The miracle of “The Hidden World” is that it might actually surpass that magical original flight. As the inhabitants of the dragon-friendly utopia Berk flee from an armada of dragon hunters, we watch as Toothless begins a courtship with a female variant of his species: the “Light Fury” to his “Nightfury.” To call these scenes beautiful or gorgeous or any of the descriptors I usually attach to artistic styles would be a severe understatement. I’d rank them near “Fantasia” in terms of how perfectly they tell a story with nothing but visuals and John Powell’s (“Solo: A Star Wars Story”) unbelievable score.

Part of the key to their strength is in how they’re rendered mostly in close-ups allowing for a couple different things. Obviously it’s easier to appreciate how state-of-the-art the animation is at a closer distance — you can actually see the reflection of other people in the characters’ eyes, which is a level of detail so insane that some live-action films can’t even match. More importantly, though, it allows the characters to speak for themselves, even effectively mute ones like Toothless and the Light Fury. Matt Reeves took advantage of a similar idea in “War for the Planet of the Apes” — if the effects are good enough and the character is expressive enough, a simple close-up can tell us exactly what they’re feeling without having to use a single word of dialogue. The result isn’t just something that’s aesthetically pleasing to look at; it’s a much more intimate feeling relationship than we’re used to seeing in an animated film. Even “WALL-E” made use of limited dialogue in its love story.

The rest of the film is fine, even if it occasionally struggles to match those epic heights. Hiccup’s arc sees him having to confront the reality that his time with Toothless might be coming to the end, and while that’s certainly an emotional way to close out the trilogy, it’s never given enough time to develop, especially because the third act begins and moves from the midpoint of the story to the climax to the resolution so quickly it’s hard to digest any of it. It’s strange to say, especially as someone usually hasty to criticize movies for overstaying their welcome, but if “The Hidden World” was even just five to ten minutes longer, it would allow for more development for Hiccup and his struggle without sacrificing any of the time we spend with Toothless and the Light Fury. It’s the conclusion of a critically acclaimed trilogy, DreamWorks! Treat yourself!
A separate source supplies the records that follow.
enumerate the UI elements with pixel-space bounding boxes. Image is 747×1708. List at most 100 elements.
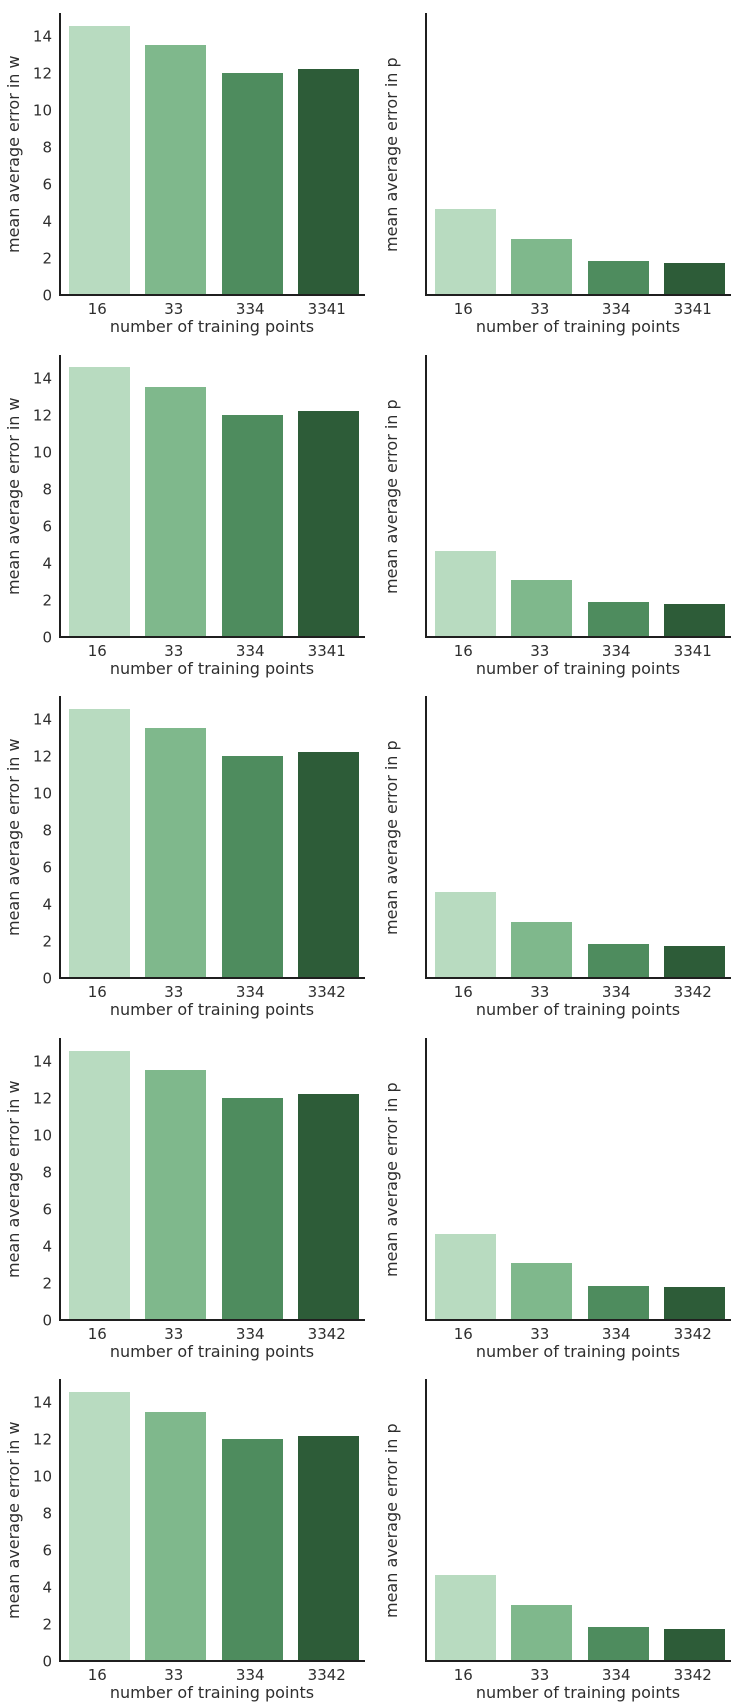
x-axis-label: number of training points [475,658,681,678]
bar-3342 [298,1094,360,1319]
subplot-row1-w: mean average error in w 0 2 4 6 8 10 12 14 16 33 33… [0,0,374,342]
bar-33 [511,921,573,978]
plot-area [59,1379,365,1663]
y-tick-label: 4 [42,1578,52,1597]
bar-33 [145,386,207,636]
subplot-row3-w: mean average error in w 0 2 4 6 8 10 12 14 16 33 33… [0,683,374,1025]
bar-334 [587,260,649,294]
bar-33 [145,728,207,978]
y-tick-label: 14 [32,1393,52,1412]
x-tick-label: 33 [164,983,184,1002]
y-tick-label: 10 [32,443,52,462]
bar-33 [511,580,573,636]
x-axis-label: number of training points [109,1341,315,1361]
bar-3341 [664,604,726,636]
plot-area [425,13,731,296]
y-tick-label: 0 [42,628,52,647]
y-tick-label: 4 [42,895,52,914]
x-tick-label: 33 [530,983,550,1002]
plot-area [59,13,365,296]
subplot-row4-p: mean average error in p 16 33 334 3342 number… [374,1025,747,1367]
x-tick-label: 3342 [307,1666,346,1685]
subplot-row1-p: mean average error in p 16 33 334 3341 number… [374,0,747,342]
bar-16 [434,1575,496,1661]
y-axis-label: mean average error in p [381,398,401,594]
x-tick-label: 16 [87,983,107,1002]
y-tick-label: 12 [32,406,52,425]
subplot-row5-p: mean average error in p 16 33 334 3342 number… [374,1366,747,1708]
x-tick-label: 33 [164,300,184,318]
bar-33 [145,1411,207,1661]
plot-area [425,1037,731,1321]
y-tick-label: 12 [32,1430,52,1449]
plot-area [59,696,365,980]
y-tick-label: 0 [42,286,52,305]
x-tick-label: 3342 [673,983,712,1002]
bar-3341 [664,262,726,294]
y-tick-label: 2 [42,1615,52,1634]
y-tick-label: 0 [42,969,52,988]
y-tick-label: 10 [32,1467,52,1486]
bar-334 [587,602,649,636]
y-tick-label: 2 [42,932,52,951]
x-tick-label: 3341 [673,641,712,660]
x-tick-label: 16 [87,300,107,318]
x-tick-label: 33 [164,1324,184,1343]
x-tick-label: 3342 [307,1324,346,1343]
y-tick-label: 6 [42,1541,52,1560]
bar-334 [221,1439,283,1661]
y-tick-label: 10 [32,784,52,803]
x-tick-label: 33 [164,1666,184,1685]
x-tick-label: 16 [87,1324,107,1343]
x-tick-label: 33 [530,300,550,318]
bar-3341 [298,69,360,294]
bar-334 [221,756,283,978]
plot-area [425,696,731,980]
y-tick-label: 8 [42,480,52,499]
y-axis-label: mean average error in p [381,57,401,252]
x-tick-label: 16 [453,1666,473,1685]
y-tick-label: 6 [42,517,52,536]
y-tick-label: 4 [42,212,52,231]
subplot-row2-p: mean average error in p 16 33 334 3341 number… [374,342,747,684]
y-tick-label: 14 [32,1052,52,1071]
y-tick-label: 6 [42,858,52,877]
y-tick-label: 10 [32,1126,52,1145]
y-tick-label: 12 [32,747,52,766]
x-axis-label: number of training points [475,1341,681,1361]
y-tick-label: 12 [32,64,52,83]
y-tick-label: 0 [42,1652,52,1671]
x-axis-label: number of training points [109,658,315,678]
x-tick-label: 3341 [307,300,346,318]
y-tick-label: 4 [42,1237,52,1256]
subplot-row2-w: mean average error in w 0 2 4 6 8 10 12 14 16 33 33… [0,342,374,684]
bar-334 [587,1627,649,1661]
x-axis-label: number of training points [109,317,315,336]
chart-row-1: mean average error in w 0 2 4 6 8 10 12 14 16 33 33… [0,0,747,342]
y-tick-label: 2 [42,1274,52,1293]
x-tick-label: 33 [530,641,550,660]
subplot-row3-p: mean average error in p 16 33 334 3342 number… [374,683,747,1025]
x-tick-label: 3342 [673,1666,712,1685]
x-tick-label: 334 [235,1324,265,1343]
x-tick-label: 16 [453,1324,473,1343]
x-tick-label: 33 [530,1666,550,1685]
x-tick-label: 334 [601,300,631,318]
x-tick-label: 16 [87,1666,107,1685]
bar-16 [434,550,496,636]
y-tick-label: 14 [32,369,52,388]
bar-16 [68,1050,130,1319]
x-axis-label: number of training points [109,1683,315,1703]
bar-33 [145,45,207,294]
bar-3342 [298,1435,360,1661]
y-axis-label: mean average error in p [381,1081,401,1277]
chart-row-5: mean average error in w 0 2 4 6 8 10 12 14 16 33 33… [0,1366,747,1708]
bar-334 [221,1097,283,1319]
x-axis-label: number of training points [109,1000,315,1020]
y-tick-label: 8 [42,1504,52,1523]
plot-area [425,1379,731,1663]
y-tick-label: 6 [42,175,52,194]
x-axis-label: number of training points [475,317,681,336]
x-tick-label: 3342 [673,1324,712,1343]
bar-16 [434,208,496,294]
Yet, even this is born partially of a desire to spend more time in this world: the world of Berk, the world of its people, the world of dragons. Over three movies — and several TV series I admittedly haven’t watched — DreamWorks has developed a stupendous cast of characters brought to life in bold stories with animation that never ceases to be striking, and “The Hidden World” stands as a resolutely solid ending. It’s an achievement, and I think I can safely say the “How to Train Your Dragon” trilogy will be one that parents and children will watch together for years to come. When they do, I hope they cherish their time in Berk as dearly as I have.